Telle est ma position globale sur notre mouvement depuis la première manif du 17 novembre 2012. Cette position supposant la reconnaissance de l’Union Civile a été explicitement annoncée et acceptée par tous les organisateurs des premières manifs – sauf un – de septembre 2012 jusqu’au vote de la loi. Notre slogan commun et universel « Tous nés d’un homme et d’une femme » en est la meilleure des preuves : notre combat commun porte sur la filiation, pas sur le couple homosexuel qui est.

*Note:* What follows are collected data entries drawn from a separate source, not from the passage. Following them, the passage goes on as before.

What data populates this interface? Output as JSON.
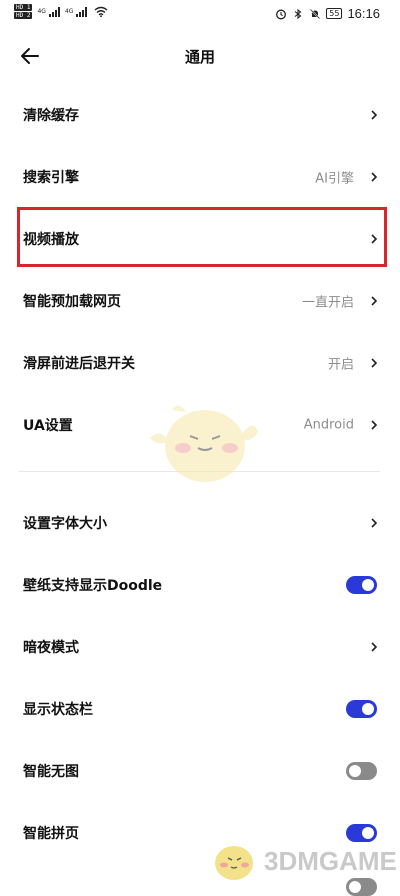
{
  "status_bar": {
    "sim1": "HD 1",
    "sim2": "HD 2",
    "network": "4G",
    "battery": "55",
    "time": "16:16"
  },
  "header": {
    "title": "通用"
  },
  "rows": [
    {
      "label": "清除缓存",
      "value": "",
      "control": "chevron"
    },
    {
      "label": "搜索引擎",
      "value": "AI引擎",
      "control": "chevron"
    },
    {
      "label": "视频播放",
      "value": "",
      "control": "chevron"
    },
    {
      "label": "智能预加载网页",
      "value": "一直开启",
      "control": "chevron"
    },
    {
      "label": "滑屏前进后退开关",
      "value": "开启",
      "control": "chevron"
    },
    {
      "label": "UA设置",
      "value": "Android",
      "control": "chevron"
    },
    {
      "label": "设置字体大小",
      "value": "",
      "control": "chevron"
    },
    {
      "label": "壁纸支持显示Doodle",
      "value": "",
      "control": "toggle",
      "on": true
    },
    {
      "label": "暗夜模式",
      "value": "",
      "control": "chevron"
    },
    {
      "label": "显示状态栏",
      "value": "",
      "control": "toggle",
      "on": true
    },
    {
      "label": "智能无图",
      "value": "",
      "control": "toggle",
      "on": false
    },
    {
      "label": "智能拼页",
      "value": "",
      "control": "toggle",
      "on": true
    }
  ],
  "watermark": {
    "text": "3DMGAME"
  },
  "colors": {
    "toggle_on": "#2b39d8",
    "toggle_off": "#8a8a8a",
    "highlight_border": "#d9262c",
    "value_text": "#8d8d8d"
  }
}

D’ailleurs, le fait que le mouvement ait été aussi bien mené par des homosexuels et des gens de gauche que des catholiques « de droite » a persuadé tous les Français, qui ont alors afflué 3 x 1 million dans nos cortèges, que le couple homosexuel n’était en aucun cas discriminé face au couple homme-femme par la demande de retrait du projet de loi Taubira.Ainsi, la présomption d’homophobie que le gouvernement tentait de nous imposer a volé en éclats.
Depuis le vote de la loi, ceux qui sont devenus les dirigeants actuels de LMPT ont déclaré, plus ou moins clairement, notamment en excluant de fait et de droit les porteurs de l’Union civile de la nouvelle organisation, leur hostilité à cette mesure de conservation des droits d’union acquis par les couples de même sexe, car ils pensent – mais ne me l’avaient jamais dit explicitement à part l’un d’entre eux – que la vie affective des homosexuels doit rester dans le domaine privé et ne peut recevoir de « consécration » officielle.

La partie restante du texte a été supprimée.